Association Rule Mining (ARM)

Overview

Association Rule Mining (ARM) is an unsupervised machine learning technique that aims to discover patterns and associations between different items in datasets. ARM requires transaction data (unlike PCA and Clustering techniques explored in previous tabs).

ARM finds rules from the data which are patterns that suggest strong relationships between different items. When examining rules it is common to evaluate the rule’s support, confidence, and lift. Support refers to how frequently an itemset occurs in the dataset relative to all total transactions. Confidence measures how often item B occurs given that A is already present. Finally lift measures how much more likely item A and B occur together versus being independent. A lift of 1 corresponds to A and B being independent. A score greater than 1 means they are positively correlated and have a strong correlation. A score less than 1 means they are negatively correlated and are unlikely to appear together.

In association rule mining the Apriori algorithm is often used as the basis for identifing frequent itemsets and generating rules. The Apriori algorithm applies the Apriori property when combing a dataset for rules: if an item appears frequently in a dataset then all of subsets must also be frequent. Conversely, if an item is infrequent, all of its supersets must be as well. By implementing this property the algorithm does not have to check every rule and can efficiently eliminate rules that will not meet the required minimum thresholds

Example of Transaction Data:

Statistical Representation:

Visualization of Apriori Algorithm

Snipit of Discretized Transaction Data (above)

Data Prep

As mentioned in the overview Association Rule Mining requires unlabeled transaction data. In order to fit this requirement significant adjustments had to be applied to the Ultra-running dataset. These adjustments included the removal of column names and the discretization of multiple quantitative and qualitative variables. The ARM analysis will be performed on the information from the gender, race distance, athlete age, athlete finishing time, athlete finishing position, race average temperature, and race elevation gain features.

Snipit of Non Discretized Record Data (above)

Link to Un-prepared Data

Link to Prepared Data

ARM Analysis

Upon performing Association Rule Mining in R with parameters: minimum support =0.05, minimum confidence =0.8, and minimum length =2. This resulted in 370 rules and the following results:

To the right is a table of the 15 highest lift scoring rules. As we can see there were multiple strong lift values of ~14 followed by multiple around 2 and 3. Suggesting very strong positive correlations between right hand of “5 - 10 hours” and the corresponding left hand of “<50k” and visa versa. In the context of the dataset this makes alot of sense as “<50k” is the shortest distance category in the data and “5-10” is considered to by a very fast race in the context of ultra-running. Similarly, some of the other rules with high lift contain “151-180km” on the left and “20-25” hours on the right both correspond to longer and slower races. It is reasonable that these items are positively correlated and very likely to occur together

To the right is a network of the 15 rules sorted by lift. The size of each circle also corresponds to the support of each rule. This clearly shows that the two rules with the highest lift also have very low support, this suggests that these phrases rarely occur in the dataset but that when they do occur they are likely together.

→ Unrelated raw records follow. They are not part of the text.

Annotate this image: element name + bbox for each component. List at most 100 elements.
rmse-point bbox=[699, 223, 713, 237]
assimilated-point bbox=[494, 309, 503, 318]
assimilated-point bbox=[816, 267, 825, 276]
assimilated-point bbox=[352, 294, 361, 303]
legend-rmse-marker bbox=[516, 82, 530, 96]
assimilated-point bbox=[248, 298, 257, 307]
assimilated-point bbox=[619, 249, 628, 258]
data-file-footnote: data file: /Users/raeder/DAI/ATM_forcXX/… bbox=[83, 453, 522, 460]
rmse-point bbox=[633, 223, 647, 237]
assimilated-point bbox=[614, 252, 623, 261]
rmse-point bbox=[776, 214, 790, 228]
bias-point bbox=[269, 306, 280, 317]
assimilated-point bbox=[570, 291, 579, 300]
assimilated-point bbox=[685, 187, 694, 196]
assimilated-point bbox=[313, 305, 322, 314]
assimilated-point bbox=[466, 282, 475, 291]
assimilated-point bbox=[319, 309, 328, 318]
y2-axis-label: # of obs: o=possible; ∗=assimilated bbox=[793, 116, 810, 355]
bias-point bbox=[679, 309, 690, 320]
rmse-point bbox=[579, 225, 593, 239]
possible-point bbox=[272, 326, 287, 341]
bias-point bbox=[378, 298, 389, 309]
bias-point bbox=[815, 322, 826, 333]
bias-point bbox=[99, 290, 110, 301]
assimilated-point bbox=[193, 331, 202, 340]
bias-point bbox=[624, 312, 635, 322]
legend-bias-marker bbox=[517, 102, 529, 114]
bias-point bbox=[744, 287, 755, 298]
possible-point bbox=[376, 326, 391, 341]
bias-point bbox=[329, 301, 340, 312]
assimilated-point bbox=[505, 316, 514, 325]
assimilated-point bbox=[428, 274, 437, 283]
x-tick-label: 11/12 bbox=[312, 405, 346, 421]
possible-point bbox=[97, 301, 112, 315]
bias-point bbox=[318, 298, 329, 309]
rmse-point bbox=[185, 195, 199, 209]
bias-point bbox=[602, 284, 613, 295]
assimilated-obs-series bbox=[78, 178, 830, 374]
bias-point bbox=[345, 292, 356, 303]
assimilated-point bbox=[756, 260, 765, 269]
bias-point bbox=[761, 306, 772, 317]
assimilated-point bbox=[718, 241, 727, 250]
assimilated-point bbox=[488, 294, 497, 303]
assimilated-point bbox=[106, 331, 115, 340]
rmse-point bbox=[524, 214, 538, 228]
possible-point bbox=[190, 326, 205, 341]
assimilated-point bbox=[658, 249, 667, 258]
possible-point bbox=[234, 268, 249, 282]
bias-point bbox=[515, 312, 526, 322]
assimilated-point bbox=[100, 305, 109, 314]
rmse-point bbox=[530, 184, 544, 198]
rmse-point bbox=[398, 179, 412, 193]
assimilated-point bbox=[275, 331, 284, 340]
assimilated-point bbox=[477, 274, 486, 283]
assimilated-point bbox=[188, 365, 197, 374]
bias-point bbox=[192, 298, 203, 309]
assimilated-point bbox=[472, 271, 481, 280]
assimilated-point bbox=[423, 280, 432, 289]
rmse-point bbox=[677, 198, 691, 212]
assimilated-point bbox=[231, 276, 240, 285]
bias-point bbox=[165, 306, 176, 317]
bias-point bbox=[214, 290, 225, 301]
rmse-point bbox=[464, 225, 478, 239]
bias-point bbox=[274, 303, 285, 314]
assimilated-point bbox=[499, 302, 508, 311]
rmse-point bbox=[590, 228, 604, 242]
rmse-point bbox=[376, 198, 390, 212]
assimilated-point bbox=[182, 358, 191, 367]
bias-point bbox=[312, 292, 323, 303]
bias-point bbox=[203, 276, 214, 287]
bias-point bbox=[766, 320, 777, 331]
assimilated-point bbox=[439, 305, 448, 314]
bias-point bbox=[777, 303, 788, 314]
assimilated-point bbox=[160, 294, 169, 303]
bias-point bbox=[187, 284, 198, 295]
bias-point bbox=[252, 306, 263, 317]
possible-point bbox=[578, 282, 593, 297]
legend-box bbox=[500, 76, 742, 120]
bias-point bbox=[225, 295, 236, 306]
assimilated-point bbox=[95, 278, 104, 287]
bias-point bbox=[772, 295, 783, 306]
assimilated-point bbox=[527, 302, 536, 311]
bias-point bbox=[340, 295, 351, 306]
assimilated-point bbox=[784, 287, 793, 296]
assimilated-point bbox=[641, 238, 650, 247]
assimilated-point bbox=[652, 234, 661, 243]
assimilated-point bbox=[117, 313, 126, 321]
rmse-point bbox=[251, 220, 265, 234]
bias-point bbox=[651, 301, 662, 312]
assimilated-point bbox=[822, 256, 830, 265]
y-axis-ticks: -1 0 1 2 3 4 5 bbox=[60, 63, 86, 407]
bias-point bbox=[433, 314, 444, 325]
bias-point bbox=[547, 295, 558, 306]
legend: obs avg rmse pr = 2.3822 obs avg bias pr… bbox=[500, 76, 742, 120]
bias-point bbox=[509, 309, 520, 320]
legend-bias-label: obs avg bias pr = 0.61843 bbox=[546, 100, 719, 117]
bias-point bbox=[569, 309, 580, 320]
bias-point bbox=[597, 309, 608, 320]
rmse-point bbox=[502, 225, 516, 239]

From the same analysis the table to the right now shows the top 15 highest confidence scoring rules. This table is less informative than that of the lift rules as every rule has a confidence score of 1. Upon further inspection 19 rules represent a confidence score of 1. This means that given the left side, the right side is guaranteed to occur. In the context of the dataset, the following rules seem logical. Looking at the first rule, every time a race takes 25 to 30 hours the race is between 151-180km. This makes sense as 151-180 km is the longest distance category and 25 to 30 hours is a long time to be competing in a running race.

To the right is a network of the rules with the highest confidence score. As before the size of the circle represents the support of the rule. Now, there is also strong support for multiple rules - including the “25 to 30 hours” to “151-180km” just discussed. This is further evidence for the strength of this rule. This indicates that this pairing is also frequent in the dataset.

Finally, to the right is a table displaying the 15 highest scoring rules according to support. This table includes multiple rules that occur within over 50% of the data. Some of the relationships were mentioned previously such as the relationship between long races and long racing times. Additionally there the highest support rules are between “151-180km” and “Male”. In other words, over 50% of the transactions are from men who competed in the longest distance category.

Conclusions

Link to Code

An in-depth analysis of the rules produced through association rule mining has provided impactful information as it pertains to the ultra-running dataset. There was clear support for and against multiple theories / hypothesis. For example, this analysis helped to confirm that indeed shorter races will be (typically faster). However, evidence was also introduced contrary to the hypothesis that women are more prevalent and more competitive in longer races. While, this process does not provide definitive answers, it is very useful in highlighting relationships that should be further examined.